Characterization of the population pharmacokinetics of UK-369,003 using a semi-mechanistic model
N.H. Prins (1), A. Cleton (2), M.O. Magnusson (2) , P. Johnson (2), A. Heatherington (2)
(1) Pharsight, a Certara company, St. Louis, MO, USA; (2) Pfizer Ltd, Clinical Pharmacology And Pharmacometrics, Sandwich, UK
Objectives: Repeated dosing of a PDE5-inhibitor, UK-369,003, indicated that the plasma exposure dose-dependently decreased to equilibrate between 1 and 2 weeks after start of treatment. This suggested auto-induction of clearance, although the mechanism by which (hepatic or gastrointestinal clearance) was unclear. A semi-mechanistic model was developed to characterize UK-369,003 pharmacokinetics (PK) following single dose intravenous (IV) administration and single and multiple doses of a modified release (MR) formulation by determining if and to what extent the dose-disproportional PK was due to hepatic and/or gastrointestinal enzyme induction.
Methods: The PK data set consisted of 6602 plasma concentrations from 610 subjects from 7 dense PK sample phase I studies (3463 concentrations) and 2 sparse PK sample phase II studies (3139 concentrations). A semi-mechanistic model allowing partitioning of induction of clearance between the gut wall and liver clearance [1] was fitted to the data in NONMEM VI. The PK model featured a tablet release into the depot compartment followed by a first-order absorption process into the liver compartment, where the fraction absorbed was estimated. The liver compartment was linked to the central (sampling) compartment with a bi-directional blood flow and a peripheral compartment completed the 2 compartment disposition model. The intrinsic hepatic clearance was assumed to be proportional to the metabolic enzyme amount in a turnover model, where a power model described the relationship between dose and enzyme production rate. Interoccasion variability was allowed for the absorption component of the PK model.

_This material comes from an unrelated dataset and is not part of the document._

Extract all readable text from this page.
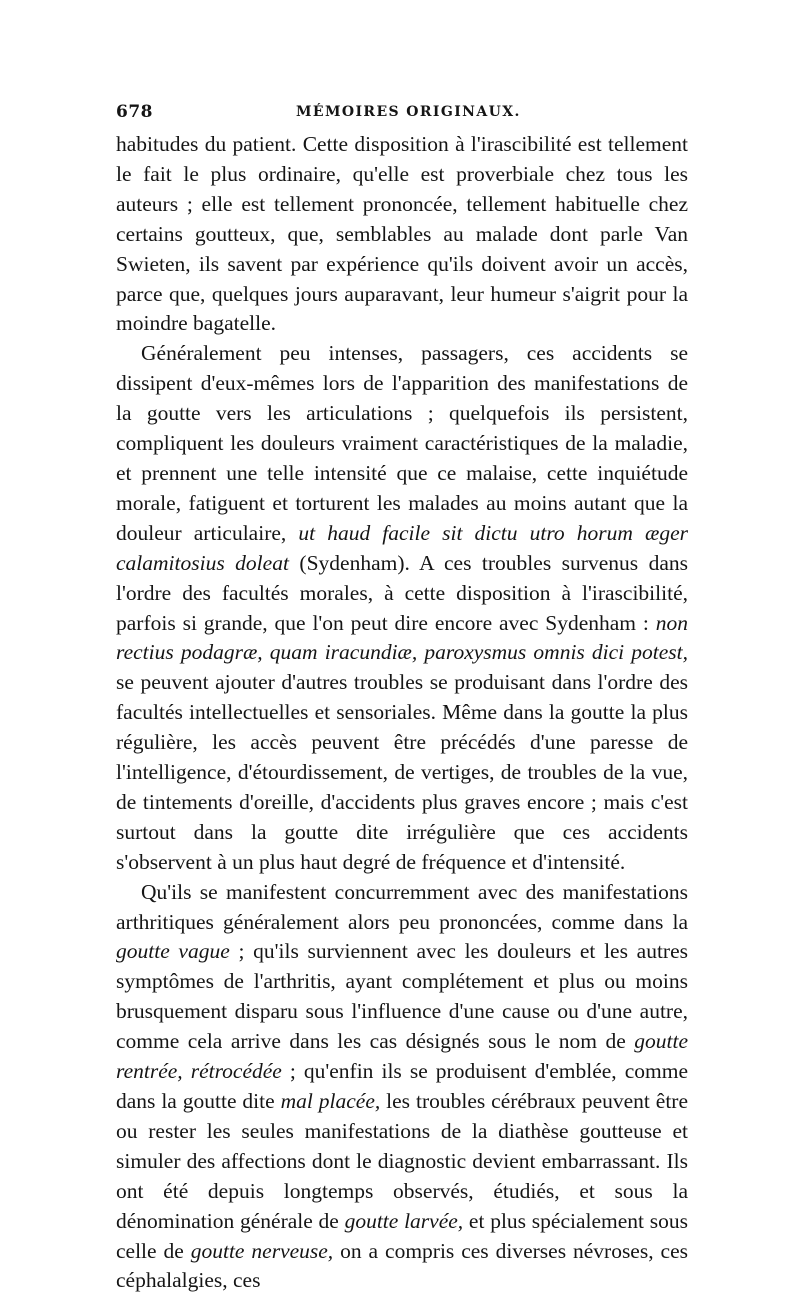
678	MÉMOIRES ORIGINAUX.

habitudes du patient. Cette disposition à l'irascibilité est tellement le fait le plus ordinaire, qu'elle est proverbiale chez tous les auteurs ; elle est tellement prononcée, tellement habituelle chez certains goutteux, que, semblables au malade dont parle Van Swieten, ils savent par expérience qu'ils doivent avoir un accès, parce que, quelques jours auparavant, leur humeur s'aigrit pour la moindre bagatelle.

Généralement peu intenses, passagers, ces accidents se dissipent d'eux-mêmes lors de l'apparition des manifestations de la goutte vers les articulations ; quelquefois ils persistent, compliquent les douleurs vraiment caractéristiques de la maladie, et prennent une telle intensité que ce malaise, cette inquiétude morale, fatiguent et torturent les malades au moins autant que la douleur articulaire, ut haud facile sit dictu utro horum æger calamitosius doleat (Sydenham). A ces troubles survenus dans l'ordre des facultés morales, à cette disposition à l'irascibilité, parfois si grande, que l'on peut dire encore avec Sydenham : non rectius podagræ, quam iracundiæ, paroxysmus omnis dici potest, se peuvent ajouter d'autres troubles se produisant dans l'ordre des facultés intellectuelles et sensoriales. Même dans la goutte la plus régulière, les accès peuvent être précédés d'une paresse de l'intelligence, d'étourdissement, de vertiges, de troubles de la vue, de tintements d'oreille, d'accidents plus graves encore ; mais c'est surtout dans la goutte dite irrégulière que ces accidents s'observent à un plus haut degré de fréquence et d'intensité.

Qu'ils se manifestent concurremment avec des manifestations arthritiques généralement alors peu prononcées, comme dans la goutte vague ; qu'ils surviennent avec les douleurs et les autres symptômes de l'arthritis, ayant complétement et plus ou moins brusquement disparu sous l'influence d'une cause ou d'une autre, comme cela arrive dans les cas désignés sous le nom de goutte rentrée, rétrocédée ; qu'enfin ils se produisent d'emblée, comme dans la goutte dite mal placée, les troubles cérébraux peuvent être ou rester les seules manifestations de la diathèse goutteuse et simuler des affections dont le diagnostic devient embarrassant. Ils ont été depuis longtemps observés, étudiés, et sous la dénomination générale de goutte larvée, et plus spécialement sous celle de goutte nerveuse, on a compris ces diverses névroses, ces céphalalgies, ces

Results: The model fit suggested that the induction of intrinsic clearance was entirely hepatic and neglible contribution of gut wall induction was observed. The half-life of the enzyme induction was estimated at 64 hr, which is consistent with half lives of ~70 hr reported in the literature [1,2]. UK-369,003 metabolism in the liver was estimated to approximately proportionally increase with dose, and resulted in a near doubling of hepatic clearance at 200mg as compared to 10mg at steady state. Age was found to decrease intrinsic clearance (~10% reduction for a 80-yr old compared to a 20-yr old) albeit this relationship came with substantial uncertainty.
Conclusion: UK-369,003 plasma concentrations across time and dose were adequately described by a semi-mechanistic model, which includes a dose-dependent auto-induction of hepatic clearance.
References:
[1] Magnusson, M.O., Dahl M-L, et al. Clin. Pharmacol. Ther. 84, 52-62 (2008)
[2] Ghanbari, F. et al. Curr. Drug Metab. 7, 315-334 (2006).